I don't know how I'm supposed to treat this kind of a thing. Just like I haven't figured out if I'm "supposed to" ignore homeless people or say hi to them. Saying hi to them often gets them following me asking me for money. It makes me feel uncomfortable and guilty. I help when I can, but I worry about getting taken advantage of too. There is quite a drug problem in Humboldt County, and no, I'm not talking about weed. It's hard to differentiate between the honest-hearted down-and-out homeless guy and the tweaker who is just trying to get a fix. And really, who am I to judge anyway? I'm just trying to go to work!

Anyway, I still love the bus either way. And excuse me if I sound naive, which I'm sure I do, but Wisconsin just doesn't have the homeless problem that northern California (all of California?) has. It's not like I have a problem with the homeless people, but I do have a problem with the systems in place that force people to live on the streets and beg for their livelihood. But that rant is for another time.

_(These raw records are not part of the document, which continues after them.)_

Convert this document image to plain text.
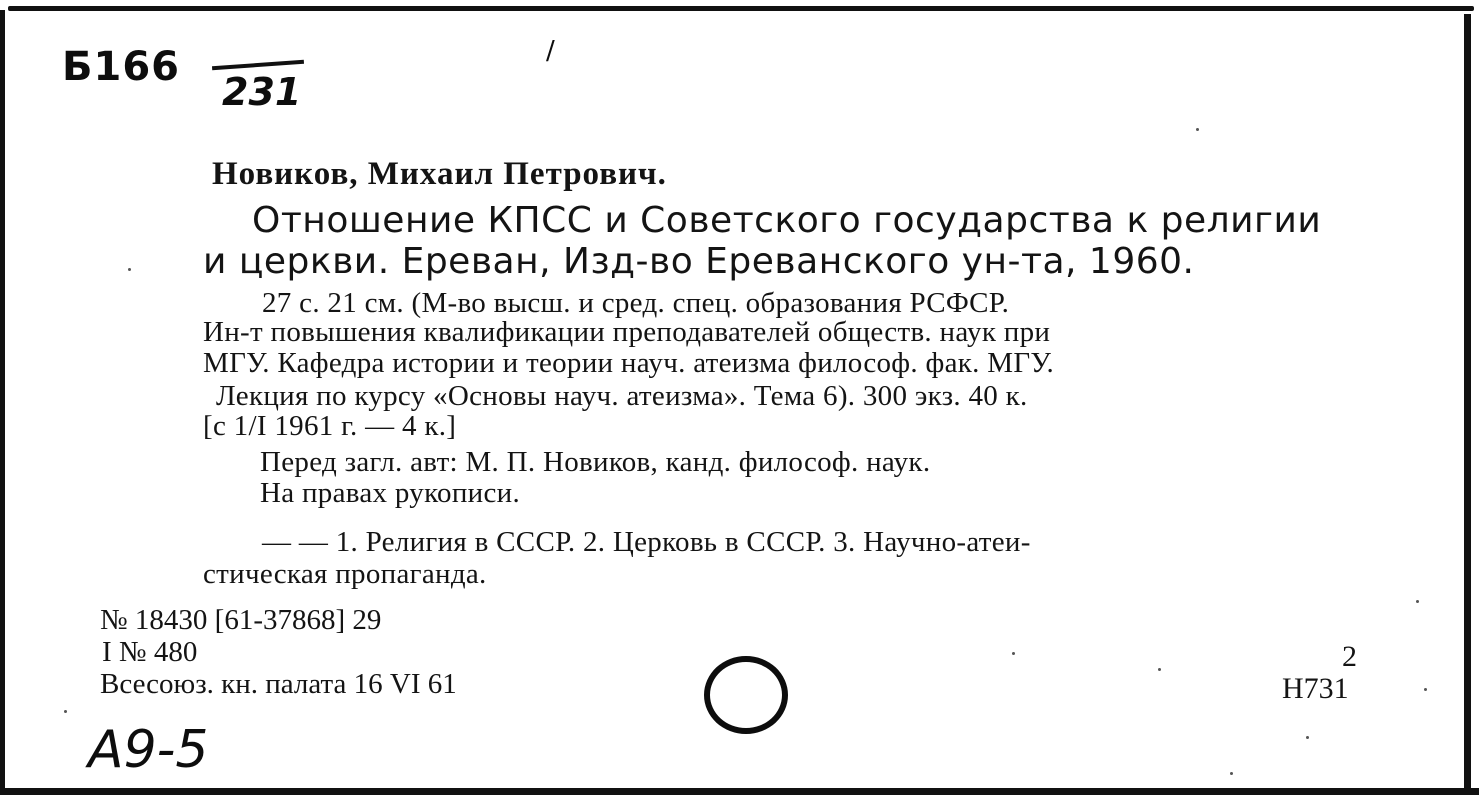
Б166

231

/

Новиков, Михаил Петрович.

Отношение КПСС и Советского государства к религии

и церкви. Ереван, Изд-во Ереванского ун-та, 1960.

27 с. 21 см. (М-во высш. и сред. спец. образования РСФСР.

Ин-т повышения квалификации преподавателей обществ. наук при

МГУ. Кафедра истории и теории науч. атеизма философ. фак. МГУ.

Лекция по курсу «Основы науч. атеизма». Тема 6). 300 экз. 40 к.

[с 1/I 1961 г. — 4 к.]

Перед загл. авт: М. П. Новиков, канд. философ. наук.

На правах рукописи.

— — 1. Религия в СССР. 2. Церковь в СССР. 3. Научно-атеи-

стическая пропаганда.

№ 18430 [61-37868] 29

I № 480

Всесоюз. кн. палата 16 VI 61

2

Н731

А9-5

By the time I got done writing this, the weather increased 10 degrees. It's hot, y'all! My hair is rebelling, i.e. frizzy as all get-out (I don't even know what the phrase "frizzy as all get-out" means). But that rant is for another time too.

1 comment:

Laurie Stark said...

Oh man, I love the bus! I hardly ever ride it anymore since 99% of the places I need to get to are now walkable, but I really think it's wonderful. I usually go the "ignore" route, too. It's interesting because I had a similar experience recently of getting really worked up about someone acting crazy on the bus and then realized that I actually have control over how I feel and totally released that angry emotion, just like you did! It was such an empowering feeling.